Special to The Globe and Mail
March 1, 2011
VICTORIA
Ferguson Jenkins gripped a baseball in his left hand before signing his name in tight script. He added the notation, “HOF 91.”
Twenty seasons have passed since he was named to the Baseball Hall of Fame at Cooperstown, N.Y., the only Canadian so far to have entered the pantheon of baseball immortals.
At 68, he has known his share of honours, having won a Cy Young Award as a pitcher and an Order of Canada for his athletic prowess and community works. Now he has one more — he is depicted on a Canadian postage stamp.
Mr. Jenkins completed a month-long, cross-Canada tour on Saturday, an odyssey that was surely the longest road trip of his career. He made 41 appearances in 23 cities in nine provinces. The audiences ranged from 867 at a junior hockey game in Summerside, P.E.I., to 600 at an event in his hometown of Chatham, Ont., to the 40 who attended a brief talk and autograph session at the Gordon Head Recreational Centre in suburban Victoria.
He signed baseballs and sold paraphernalia to benefit his eponymous charitable foundation. The son of a Barbadian immigrant father and a mother whose family came to this land along the Underground Railroad as escaped slaves, Canada’s greatest ballplayer has been placed on a postage stamp to mark Black History Month.
Ferguson Jenkins in Victoria. |
His reception in Victoria was considerably warmer than that afforded the pitcher early in his career as a professional.
His introduction to segregation — to Jim Crow laws — came during his first spring training in Florida in 1962.
“We didn’t eat in the restaurants, couldn’t stay in the same hotels,” he said.
At Miami Beach, black players were barred from enjoying the sands for which the town got its name. The restriction did not bother him.
“I didn’t need a tan,” he quipped, “so why go to the beach?”

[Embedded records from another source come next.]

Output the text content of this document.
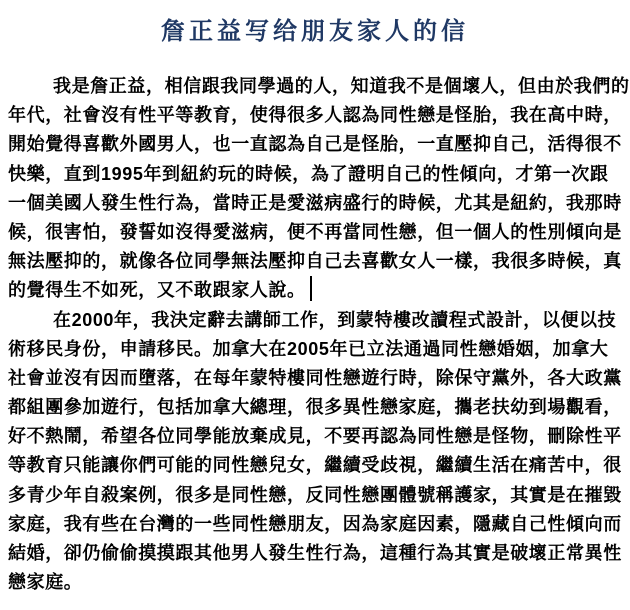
詹正益写给朋友家人的信
我是詹正益，相信跟我同學過的人，知道我不是個壞人，但由於我們的
年代，社會沒有性平等教育，使得很多人認為同性戀是怪胎，我在高中時，
開始覺得喜歡外國男人，也一直認為自己是怪胎，一直壓抑自己，活得很不
快樂，直到1995年到紐約玩的時候，為了證明自己的性傾向，才第一次跟
一個美國人發生性行為，當時正是愛滋病盛行的時候，尤其是紐約，我那時
候，很害怕，發誓如沒得愛滋病，便不再當同性戀，但一個人的性別傾向是
無法壓抑的，就像各位同學無法壓抑自己去喜歡女人一樣，我很多時候，真
的覺得生不如死，又不敢跟家人說。
在2000年，我決定辭去講師工作，到蒙特樓改讀程式設計，以便以技
術移民身份，申請移民。加拿大在2005年已立法通過同性戀婚姻，加拿大
社會並沒有因而墮落，在每年蒙特樓同性戀遊行時，除保守黨外，各大政黨
都組團參加遊行，包括加拿大總理，很多異性戀家庭，攜老扶幼到場觀看，
好不熱鬧，希望各位同學能放棄成見，不要再認為同性戀是怪物，刪除性平
等教育只能讓你們可能的同性戀兒女，繼續受歧視，繼續生活在痛苦中，很
多青少年自殺案例，很多是同性戀，反同性戀團體號稱護家，其實是在摧毀
家庭，我有些在台灣的一些同性戀朋友，因為家庭因素，隱藏自己性傾向而
結婚，卻仍偷偷摸摸跟其他男人發生性行為，這種行為其實是破壞正常異性
戀家庭。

He was aged 20 when assigned to the Arkansas Travelers, a minor-league team based in Little Rock. Only six years earlier, an angry mob of violent whites confronted nine black students seeking to attend Central High School.

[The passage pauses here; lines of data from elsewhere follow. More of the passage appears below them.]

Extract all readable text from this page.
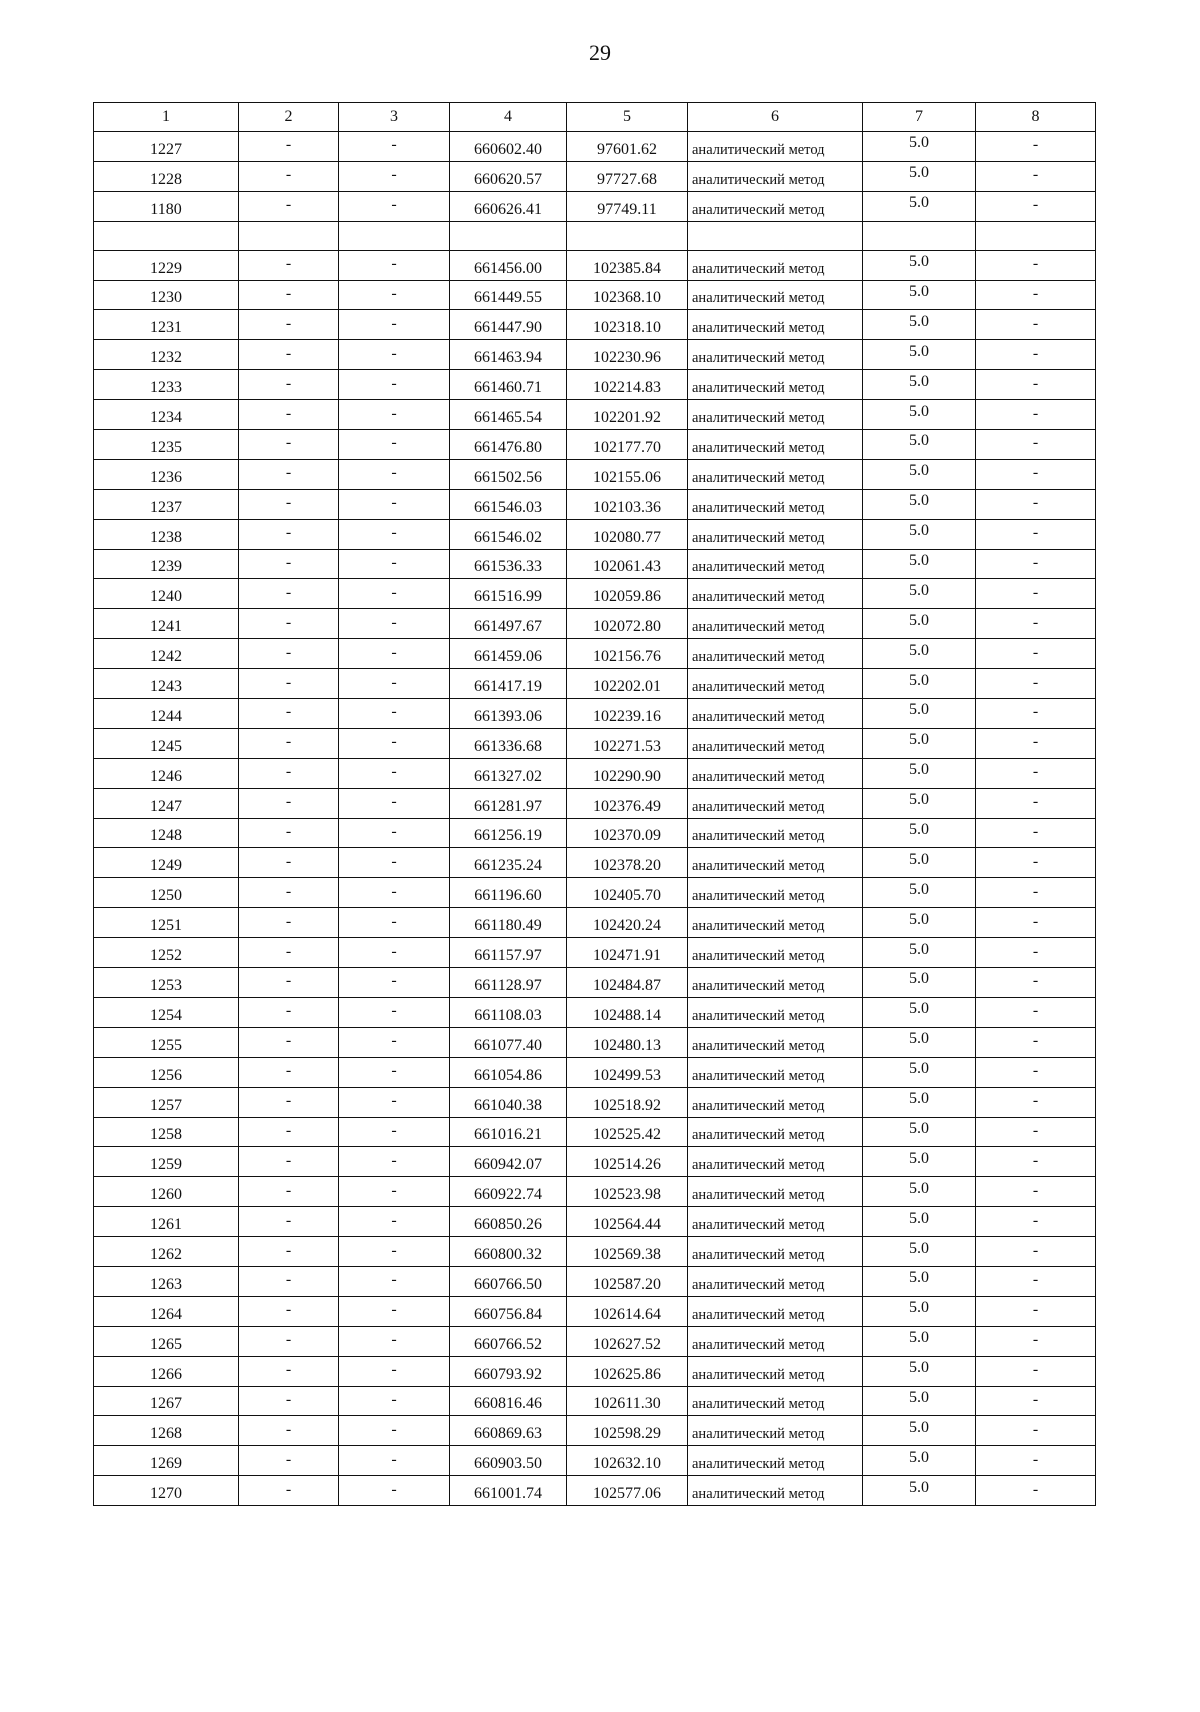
29
1	2	3	4	5	6	7	8
1227	-	-	660602.40	97601.62	аналитический метод	5.0	-
1228	-	-	660620.57	97727.68	аналитический метод	5.0	-
1180	-	-	660626.41	97749.11	аналитический метод	5.0	-

1229	-	-	661456.00	102385.84	аналитический метод	5.0	-
1230	-	-	661449.55	102368.10	аналитический метод	5.0	-
1231	-	-	661447.90	102318.10	аналитический метод	5.0	-
1232	-	-	661463.94	102230.96	аналитический метод	5.0	-
1233	-	-	661460.71	102214.83	аналитический метод	5.0	-
1234	-	-	661465.54	102201.92	аналитический метод	5.0	-
1235	-	-	661476.80	102177.70	аналитический метод	5.0	-
1236	-	-	661502.56	102155.06	аналитический метод	5.0	-
1237	-	-	661546.03	102103.36	аналитический метод	5.0	-
1238	-	-	661546.02	102080.77	аналитический метод	5.0	-
1239	-	-	661536.33	102061.43	аналитический метод	5.0	-
1240	-	-	661516.99	102059.86	аналитический метод	5.0	-
1241	-	-	661497.67	102072.80	аналитический метод	5.0	-
1242	-	-	661459.06	102156.76	аналитический метод	5.0	-
1243	-	-	661417.19	102202.01	аналитический метод	5.0	-
1244	-	-	661393.06	102239.16	аналитический метод	5.0	-
1245	-	-	661336.68	102271.53	аналитический метод	5.0	-
1246	-	-	661327.02	102290.90	аналитический метод	5.0	-
1247	-	-	661281.97	102376.49	аналитический метод	5.0	-
1248	-	-	661256.19	102370.09	аналитический метод	5.0	-
1249	-	-	661235.24	102378.20	аналитический метод	5.0	-
1250	-	-	661196.60	102405.70	аналитический метод	5.0	-
1251	-	-	661180.49	102420.24	аналитический метод	5.0	-
1252	-	-	661157.97	102471.91	аналитический метод	5.0	-
1253	-	-	661128.97	102484.87	аналитический метод	5.0	-
1254	-	-	661108.03	102488.14	аналитический метод	5.0	-
1255	-	-	661077.40	102480.13	аналитический метод	5.0	-
1256	-	-	661054.86	102499.53	аналитический метод	5.0	-
1257	-	-	661040.38	102518.92	аналитический метод	5.0	-
1258	-	-	661016.21	102525.42	аналитический метод	5.0	-
1259	-	-	660942.07	102514.26	аналитический метод	5.0	-
1260	-	-	660922.74	102523.98	аналитический метод	5.0	-
1261	-	-	660850.26	102564.44	аналитический метод	5.0	-
1262	-	-	660800.32	102569.38	аналитический метод	5.0	-
1263	-	-	660766.50	102587.20	аналитический метод	5.0	-
1264	-	-	660756.84	102614.64	аналитический метод	5.0	-
1265	-	-	660766.52	102627.52	аналитический метод	5.0	-
1266	-	-	660793.92	102625.86	аналитический метод	5.0	-
1267	-	-	660816.46	102611.30	аналитический метод	5.0	-
1268	-	-	660869.63	102598.29	аналитический метод	5.0	-
1269	-	-	660903.50	102632.10	аналитический метод	5.0	-
1270	-	-	661001.74	102577.06	аналитический метод	5.0	-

Those same elements did not welcome black athletes. On Opening Day in 1963, white supremacists picketed the ballpark with signs reading, “Don’t Negro-ize baseball.” Other signs included foul epithets.
“At the airport,” Mr. Jenkins remembered, “there were a couple of banners that said, ‘We don’t want black players.’ ”
Only those banners did not use the word black.
“It was a shock at the beginning. But I’d read about it in the paper, so I was used to it. We knew it was going to happen. They told four of us in spring training that we were going to Little Rock and could we handle the pressure.”
He was joined in integrating Arkansas baseball by the slugging Dick Allen, of Wampum, Penn., and fellow pitchers Marcelino Lopez, a Cuban, and Richard Quiroz, a Panamanian.
“The pressure was not on the field,” he said. “It was off the field.”
The “idiots” responsible for the banners became less obvious once the team began winning. “They embraced us after awhile,” he said.
(The Travelers also included another British Columbian on the roster in Gerry Reimer, whose son, Kevin, would spend six seasons in the majors.)
Mr. Jenkins survived the test and graduated to spend 19 seasons in the major leagues, most notably with the Chicago Cubs. He won 20 games or more in seven seasons, earning a reputation for pinpoint control.
In Victoria, Mr. Jenkins was introduced by Doug Hudlin, 88, a longtime umpire who was the first non-American invited to work a Little League World Series game at Williamsport, Penn.
Mr. Hudlin, a descendent of the Alexander family, pioneer settlers on the Saanich peninsula, remembers when black residents of Victoria could not freely attend events in the city. Dance halls were barred to blacks, as were some hotels.
His father worked as a shoeshine man in the basement of the Empress Hotel. He was not permitted to pass through the lobby.
Like others, Mr. Hudlin found on the baseball diamond a place where the only colour that mattered was the one on his uniform.
“Everything was baseball,” he said, “once you were on the field.”